As soon as everyone is doing something, the trend is over.
People make money through 'investments' by selling/promoting them, and fooling people into thinking that
the 'investment' is a good one. Nearly all ideas pushed like this are bad, but not as bad as the bad stuff, so look the best to people.
It only then need a small push in marketing to make them seem positively _good_.
So many people crow in a pub about how much their house is worth, but often, when calculated, taking into account interest, repairs etc,
they all have gone backwards. It's cost you to live there. The unique fact about houses is you can compare that figure to what you would have spent in rent,
and it's worth doing because you have to live somewhere....
Personal pensions are a good idea merely because some money exists at the end, rather than having been frittered away.
Once again, the pension companies take a big whack.
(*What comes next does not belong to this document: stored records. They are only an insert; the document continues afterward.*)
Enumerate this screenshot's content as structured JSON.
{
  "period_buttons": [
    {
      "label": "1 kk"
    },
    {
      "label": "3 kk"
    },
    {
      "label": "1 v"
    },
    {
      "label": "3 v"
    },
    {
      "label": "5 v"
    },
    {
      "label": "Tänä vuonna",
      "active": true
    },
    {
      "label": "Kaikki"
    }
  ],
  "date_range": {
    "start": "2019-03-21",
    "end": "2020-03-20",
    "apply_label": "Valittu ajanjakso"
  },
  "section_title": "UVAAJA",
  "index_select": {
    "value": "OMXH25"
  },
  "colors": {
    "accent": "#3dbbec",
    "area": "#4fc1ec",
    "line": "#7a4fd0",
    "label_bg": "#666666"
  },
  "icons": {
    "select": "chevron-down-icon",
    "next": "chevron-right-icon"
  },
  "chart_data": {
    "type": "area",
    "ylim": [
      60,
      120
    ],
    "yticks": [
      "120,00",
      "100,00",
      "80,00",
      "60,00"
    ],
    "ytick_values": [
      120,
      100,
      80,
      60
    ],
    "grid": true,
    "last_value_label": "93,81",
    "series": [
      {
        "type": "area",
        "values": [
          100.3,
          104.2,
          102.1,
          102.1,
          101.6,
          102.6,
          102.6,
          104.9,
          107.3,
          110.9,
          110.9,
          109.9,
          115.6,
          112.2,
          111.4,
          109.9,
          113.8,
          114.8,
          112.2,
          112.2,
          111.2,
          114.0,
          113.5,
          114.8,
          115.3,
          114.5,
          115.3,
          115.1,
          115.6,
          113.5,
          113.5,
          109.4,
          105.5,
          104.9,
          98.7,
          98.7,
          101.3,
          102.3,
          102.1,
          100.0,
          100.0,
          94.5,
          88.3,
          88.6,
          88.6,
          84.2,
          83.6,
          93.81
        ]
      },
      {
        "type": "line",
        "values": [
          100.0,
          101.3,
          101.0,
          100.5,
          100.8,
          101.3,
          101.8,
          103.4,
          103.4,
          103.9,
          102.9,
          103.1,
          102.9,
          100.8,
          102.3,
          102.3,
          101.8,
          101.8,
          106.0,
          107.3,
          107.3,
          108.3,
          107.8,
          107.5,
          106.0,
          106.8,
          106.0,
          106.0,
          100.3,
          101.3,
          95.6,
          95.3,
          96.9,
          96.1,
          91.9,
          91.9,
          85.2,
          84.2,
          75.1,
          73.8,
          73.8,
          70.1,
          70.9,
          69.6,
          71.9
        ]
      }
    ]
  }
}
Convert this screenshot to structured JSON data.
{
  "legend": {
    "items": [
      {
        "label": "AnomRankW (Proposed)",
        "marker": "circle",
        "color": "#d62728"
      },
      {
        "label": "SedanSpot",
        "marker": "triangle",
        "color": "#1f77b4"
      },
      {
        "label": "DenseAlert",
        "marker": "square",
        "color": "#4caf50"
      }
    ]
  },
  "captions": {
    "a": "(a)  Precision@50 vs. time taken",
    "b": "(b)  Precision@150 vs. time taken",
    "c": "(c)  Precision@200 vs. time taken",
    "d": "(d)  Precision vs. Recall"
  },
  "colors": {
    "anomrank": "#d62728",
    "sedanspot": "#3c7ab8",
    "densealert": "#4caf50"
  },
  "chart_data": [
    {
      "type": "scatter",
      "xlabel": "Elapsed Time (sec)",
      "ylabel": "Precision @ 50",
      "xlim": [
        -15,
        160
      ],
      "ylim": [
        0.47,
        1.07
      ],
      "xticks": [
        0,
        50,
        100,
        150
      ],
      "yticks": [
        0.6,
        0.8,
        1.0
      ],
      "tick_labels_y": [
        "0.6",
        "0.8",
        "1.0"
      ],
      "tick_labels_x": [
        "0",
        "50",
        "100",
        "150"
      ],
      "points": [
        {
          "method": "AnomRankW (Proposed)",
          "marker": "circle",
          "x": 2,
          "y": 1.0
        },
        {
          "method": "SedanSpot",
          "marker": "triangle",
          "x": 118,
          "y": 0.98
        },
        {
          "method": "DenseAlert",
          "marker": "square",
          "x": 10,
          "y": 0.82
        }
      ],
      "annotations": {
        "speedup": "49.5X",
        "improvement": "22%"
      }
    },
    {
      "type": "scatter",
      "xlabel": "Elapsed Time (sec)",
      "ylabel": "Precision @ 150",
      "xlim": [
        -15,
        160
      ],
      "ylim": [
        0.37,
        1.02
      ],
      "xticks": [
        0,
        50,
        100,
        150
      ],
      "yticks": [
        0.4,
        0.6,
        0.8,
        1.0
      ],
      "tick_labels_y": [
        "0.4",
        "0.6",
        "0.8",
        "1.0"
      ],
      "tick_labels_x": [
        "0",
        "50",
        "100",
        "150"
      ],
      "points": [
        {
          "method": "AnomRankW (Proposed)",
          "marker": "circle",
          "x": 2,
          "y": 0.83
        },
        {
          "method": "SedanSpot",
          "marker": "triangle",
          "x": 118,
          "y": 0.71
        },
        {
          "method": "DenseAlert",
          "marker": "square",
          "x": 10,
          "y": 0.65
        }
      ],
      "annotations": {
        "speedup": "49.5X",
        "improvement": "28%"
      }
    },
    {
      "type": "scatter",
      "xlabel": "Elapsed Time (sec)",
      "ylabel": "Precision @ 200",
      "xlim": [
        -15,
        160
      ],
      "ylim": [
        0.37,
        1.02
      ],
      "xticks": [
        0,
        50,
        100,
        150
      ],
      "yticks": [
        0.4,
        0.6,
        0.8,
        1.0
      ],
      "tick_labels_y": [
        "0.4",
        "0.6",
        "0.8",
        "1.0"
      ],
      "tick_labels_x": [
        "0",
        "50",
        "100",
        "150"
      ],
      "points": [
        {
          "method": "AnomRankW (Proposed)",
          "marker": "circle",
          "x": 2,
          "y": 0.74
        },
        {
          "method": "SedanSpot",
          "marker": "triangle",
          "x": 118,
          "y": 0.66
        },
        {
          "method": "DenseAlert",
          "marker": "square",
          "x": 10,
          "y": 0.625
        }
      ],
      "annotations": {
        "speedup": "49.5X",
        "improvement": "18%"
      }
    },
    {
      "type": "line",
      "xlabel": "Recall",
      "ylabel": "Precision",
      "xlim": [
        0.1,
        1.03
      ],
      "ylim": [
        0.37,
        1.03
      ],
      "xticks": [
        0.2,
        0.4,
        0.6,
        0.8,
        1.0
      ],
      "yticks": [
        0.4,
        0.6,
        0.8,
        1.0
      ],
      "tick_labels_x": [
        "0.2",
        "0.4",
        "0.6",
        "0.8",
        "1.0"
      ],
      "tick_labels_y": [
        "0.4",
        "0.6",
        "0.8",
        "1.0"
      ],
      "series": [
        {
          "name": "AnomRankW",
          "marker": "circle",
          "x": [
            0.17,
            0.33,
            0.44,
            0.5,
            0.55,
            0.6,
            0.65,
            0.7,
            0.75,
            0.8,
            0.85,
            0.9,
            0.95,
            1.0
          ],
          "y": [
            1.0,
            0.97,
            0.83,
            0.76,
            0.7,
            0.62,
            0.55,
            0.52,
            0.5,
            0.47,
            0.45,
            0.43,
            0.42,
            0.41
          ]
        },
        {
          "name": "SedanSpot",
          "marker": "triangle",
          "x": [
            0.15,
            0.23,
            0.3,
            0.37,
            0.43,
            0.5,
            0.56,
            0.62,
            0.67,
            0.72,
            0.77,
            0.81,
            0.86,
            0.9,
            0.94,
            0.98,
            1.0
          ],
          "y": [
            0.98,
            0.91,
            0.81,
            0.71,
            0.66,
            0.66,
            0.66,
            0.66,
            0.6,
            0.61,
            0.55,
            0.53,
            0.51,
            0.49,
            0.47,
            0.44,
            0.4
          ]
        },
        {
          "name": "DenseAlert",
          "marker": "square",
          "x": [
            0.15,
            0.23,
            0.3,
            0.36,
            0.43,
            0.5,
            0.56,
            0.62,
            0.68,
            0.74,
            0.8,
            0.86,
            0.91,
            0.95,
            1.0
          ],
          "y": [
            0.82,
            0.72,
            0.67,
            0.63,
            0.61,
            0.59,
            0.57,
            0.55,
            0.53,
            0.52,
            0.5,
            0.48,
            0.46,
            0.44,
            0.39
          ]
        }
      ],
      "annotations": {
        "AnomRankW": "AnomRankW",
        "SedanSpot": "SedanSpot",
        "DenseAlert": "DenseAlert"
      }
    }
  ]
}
You don't actually profit. You were just forced to change your behaviour.
If you do the same with the concept of having bought a coin a month instead of having a pension.
it's easy to find coins that have lost in real terms over 30 years.
Mainly the 'rare' ones that everyone knows. There's the rub- 'everyone knows'.....to make future genuine profit,
takes calculated risk. You hunt down future rarities- what will suddenly become the new variety to look for, before everyone else is.
People can't / don't want to take calculated risks with their money, so they pay other people to do it.
The other people are therefore the only ones making anything.
You don't need coins to live, but to get more than just enjoyment from collecting, i.e. getting a future return requires canny thought,
which nearly always, first up, involves ignoring ALL 'pushed' product. The people selling such coins are the ONLY ones making money out of it.
Every time I get an offer of future riches from someone who wants me to join them in some scheme or other, I always ask them why they don't just do it quietly on their own,
and keep all the profit, rather than giving some away.
Moral? Find your _own_ future rarities at the bottom of a tin of cheap coins. I haven't spent 10% of my collection's current value to obtain it.
That'll do, and I have the fun and satisfaction of the hunt as well, which you don't get from paying other people large markups to sell you heavily advertised stuff.
I could sell all my audio gear I've collected over 30+ years, and make a killing. This would knacker up my future earnings.
If I did that, and I bought loads and loads of coins from the RM or LCA for example, for sure I could do some glorious posting
of the 'look what I've got' variety, but in the long run I'd have a bleaker retirement.
If that's what you enjoy, and you find it keeps you sane and happy, and you can afford it, then fine. Do it.
I know that me drinking different expensive beers and whiskies, and eating different expensive cheeses, ain't gonna make me rich in the future, but I still do it....
"It's a penny for your thoughts, but you have to put your 2¢ in. ............ Some guy's making a penny." - Steven Wright.